Main objectives of the project

The main objectives of the 1989 housing scheme competition near Horsholm's historical town center, involving Vandkunsten and five other architectural offices, centered on seamlessly integrating with the extraordinary natural setting. The design aimed to create a paradisiacal forest atmosphere within an urban housing area while addressing the challenge of inserting itself as a transitional wedge between different housing types to the east and west. Emphasizing respect for the surroundings and the site's unique ambiguities, the project sought a harmonious blend of inspiration, context sensitivity, and thoughtful urban planning.

Date

  • 1992: Construction

Stakeholders

  • Architect: Michael Sten Johnsen
  • Architect: Svend Algren
  • Architect: Steffen Kragh
  • Architect: Jens Thomas Arnfred

Location

Continent: Europe
Country/Region: Denmark

Description

In the spring of 1989, six architectural offices, including Vandkunsten were invited to participate in a design competition for a housing scheme on an extraordinary site near the historical town center of Horsholm.

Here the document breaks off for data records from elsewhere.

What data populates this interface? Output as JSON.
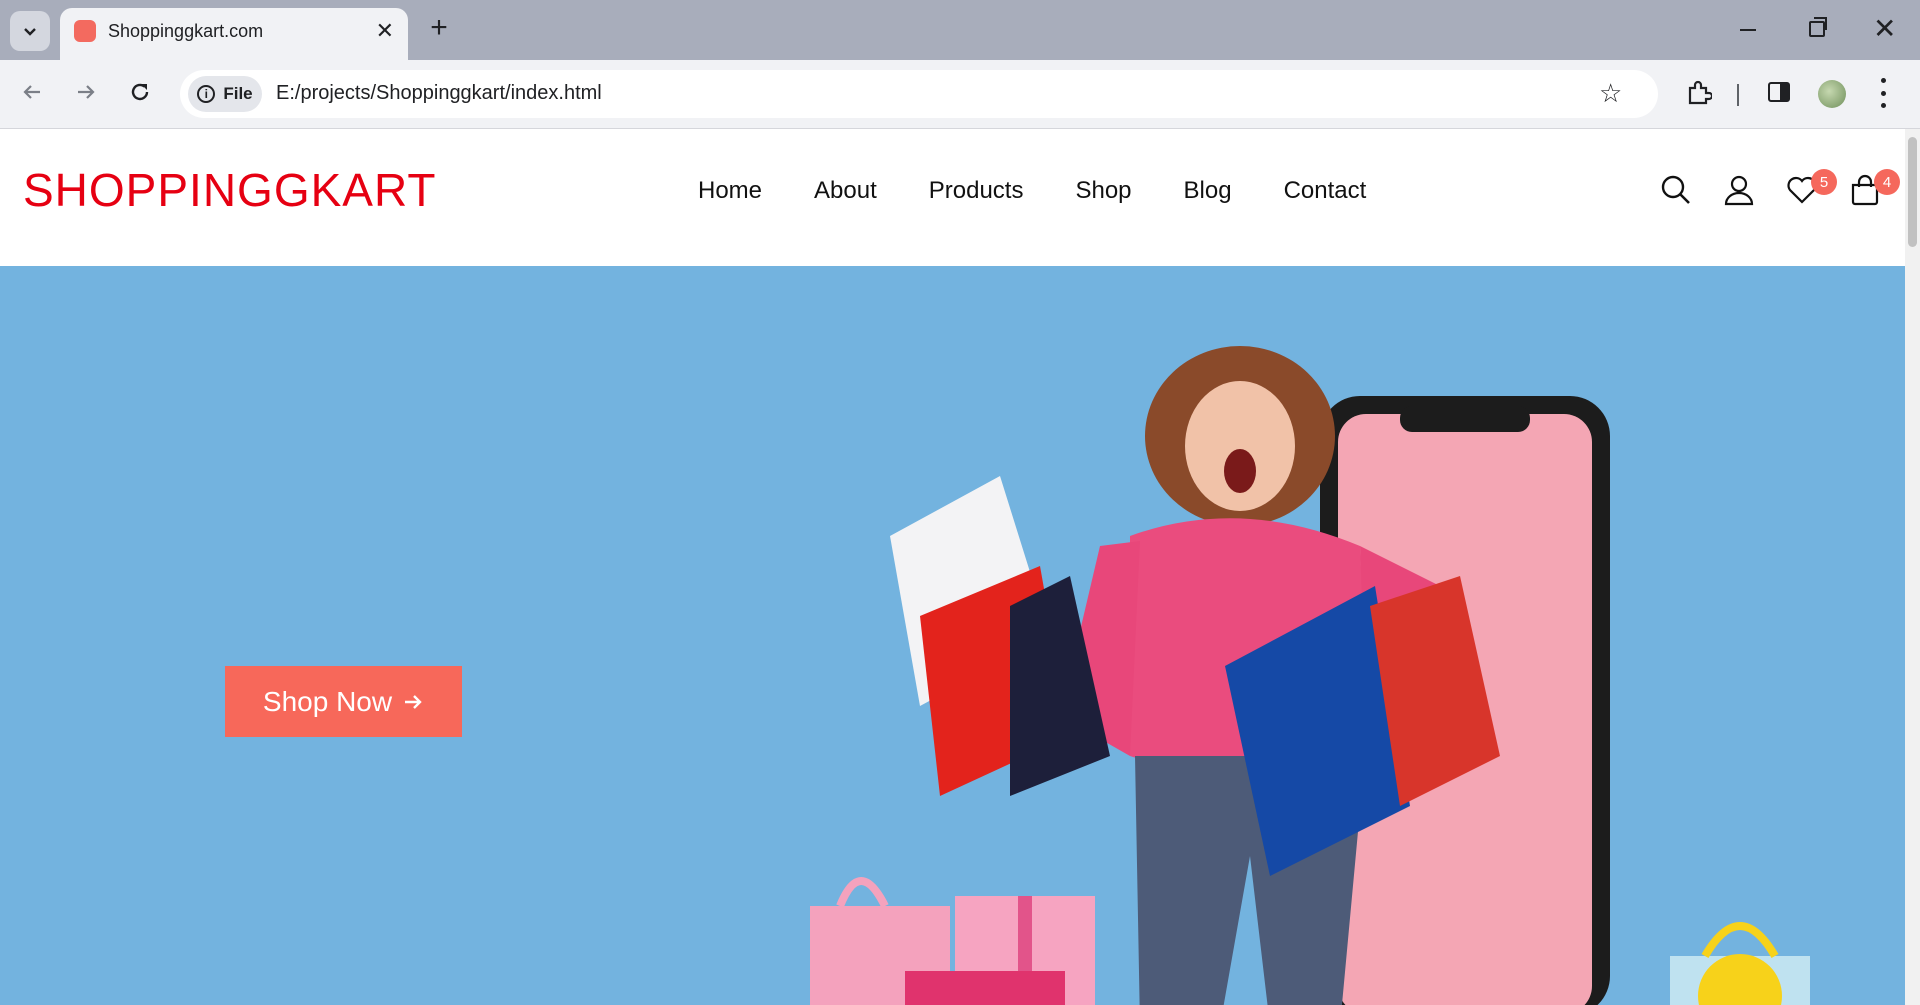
{
  "browser": {
    "tab_title": "Shoppinggkart.com",
    "file_label": "File",
    "url": "E:/projects/Shoppinggkart/index.html"
  },
  "site": {
    "logo": "SHOPPINGGKART",
    "nav": [
      "Home",
      "About",
      "Products",
      "Shop",
      "Blog",
      "Contact"
    ],
    "wishlist_count": "5",
    "cart_count": "4",
    "accent_color": "#e60012",
    "badge_color": "#f5685c"
  },
  "hero": {
    "background_color": "#73b3df",
    "cta_label": "Shop Now",
    "cta_color": "#f7685a"
  },
  "icons": {
    "search": "search-icon",
    "account": "user-icon",
    "wishlist": "heart-icon",
    "cart": "shopping-bag-icon"
  }
}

When the treetops and low foliage block out the view of the surrounding properties, and one stands in one of the small clearings, and almost paradisiacal forest atmosphere can be experienced, one that is rarely found so close to an urban housing area. To be in an almost untouched natural setting, so close to Horsholm’s center is one of the subtle ambiguities of this “place”.
Another ambiguity or perhaps even a double entendre arises from the existing buildings to the east and west of the site. This exclusive property forms a transition between the high-lying, old villas on large tracts to the east, and the very distinctive housing blocks to the west. This situations, in which the new scheme is forced to insert itself as a wedge between two quite different housing types, was a decisive factor in planning the scheme.

Aside from the inspiration provided by the atmosphere of the place, and the respect for the surrounding housing, a number of circumstances had an influence on disposition of the main plan.